H.: Tout juste. On s’arrête le temps de s’en jeter un?

M.: Herman… Au moins toi, tu n’as pas de pseudo. Je rêve de m’en jeter un avec Herman, et c’est Herman qui raque!

H.: Tu veux que je te dise? T’es trop con des fois…

M.: Au cinéma, Harry, il faut mieux couper la réplique en trop… On est arrivés. Putain… c’est éteint.

H.: Tu as vu l’heure?

M.: Quel pays de ploucs…

H.: Je te pose chez toi? Laisse-moi le volant.

M.: Ca marche, demain footing à 7h…

H.: Dans deux heures? … On dit 8 heures?

M.: Tu vieillis, professeur.

H.: Elles ne disent pas toutes cela, tu sais.

M.: Je plaisante, moi aussi, chacun son tour. Allez, stop it now… Laisse-moi là, je rentre à pied!

H.: C’est ça. Sois prudent. N’oublie pas, 8h devant le débarcadère, hein, je compte sur toi?

M.: Avec moi, c’est du « dur sûr »…8h ! Good night… Fais de beaux rêves…Prix Ginsberg… On aura tout vu. Tu sais, Herman…

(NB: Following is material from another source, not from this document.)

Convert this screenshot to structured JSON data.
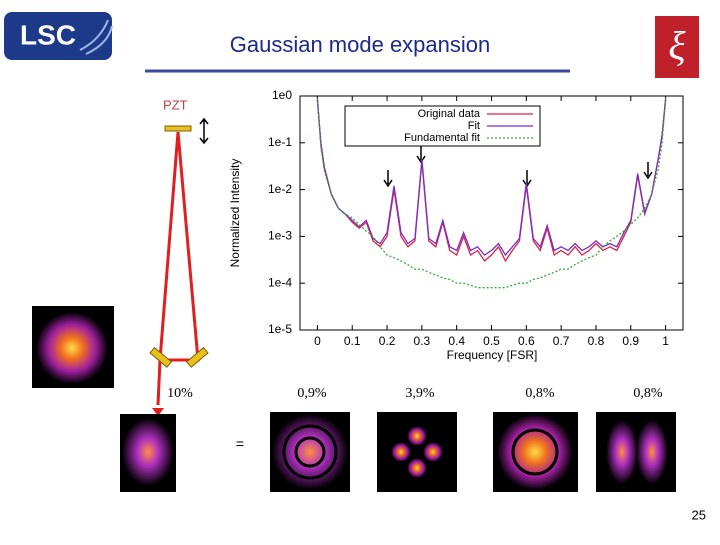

H.: Coupe la réplique de trop, tu veux. So long…

 

 

La voiture s’éloigne, les deux yeux rouges de chat de la Chevrolet s’évanouissent dans la nuit. Mike marche en pressant le pas. La fatigue et le petit matin donnent froid, même en été. Herman branche la radio qui diffuse la fin des programmes de nuit. Willie Nelson chante son tube des années 70 « The Words Don’t Fit The Picture ». Herman se met à en siffloter le refrain et poursuit sa route, toutes fenêtres ouvertes. Il aime ça, le vent qui s’engouffre entre les sièges et fait voler les papiers sur le siège arrière. Willie Nelson n’en finit pas de chanter. Avec le jour qui se lève, Herman regarde les tabloïds. Il lit son nom en gros caractères? Ca y est, il l’a, son Prix littéraire? Comment ils ont su? Avant Mike, avant tout le monde? Normalement, on vous prévient par téléphone… Des larmes stupides roulent sur ses joues creusées malgré tout par la longue route, la grosse journée, le trac… Dans la rue, tout est calme. Seuls les quotidiens et les bouteilles de lait l’accueillent en silence. Il aime ce silence, cette paix, Herman, après la tempête dans l’Impala. Tiens, plutôt que de dormir, allons écrire… Un dernier coup d’œil sur4 les caissettes à journaux au carrefour. En fait, elles sont vides: le dépôt des quotidiens ne se fera que dans une heure.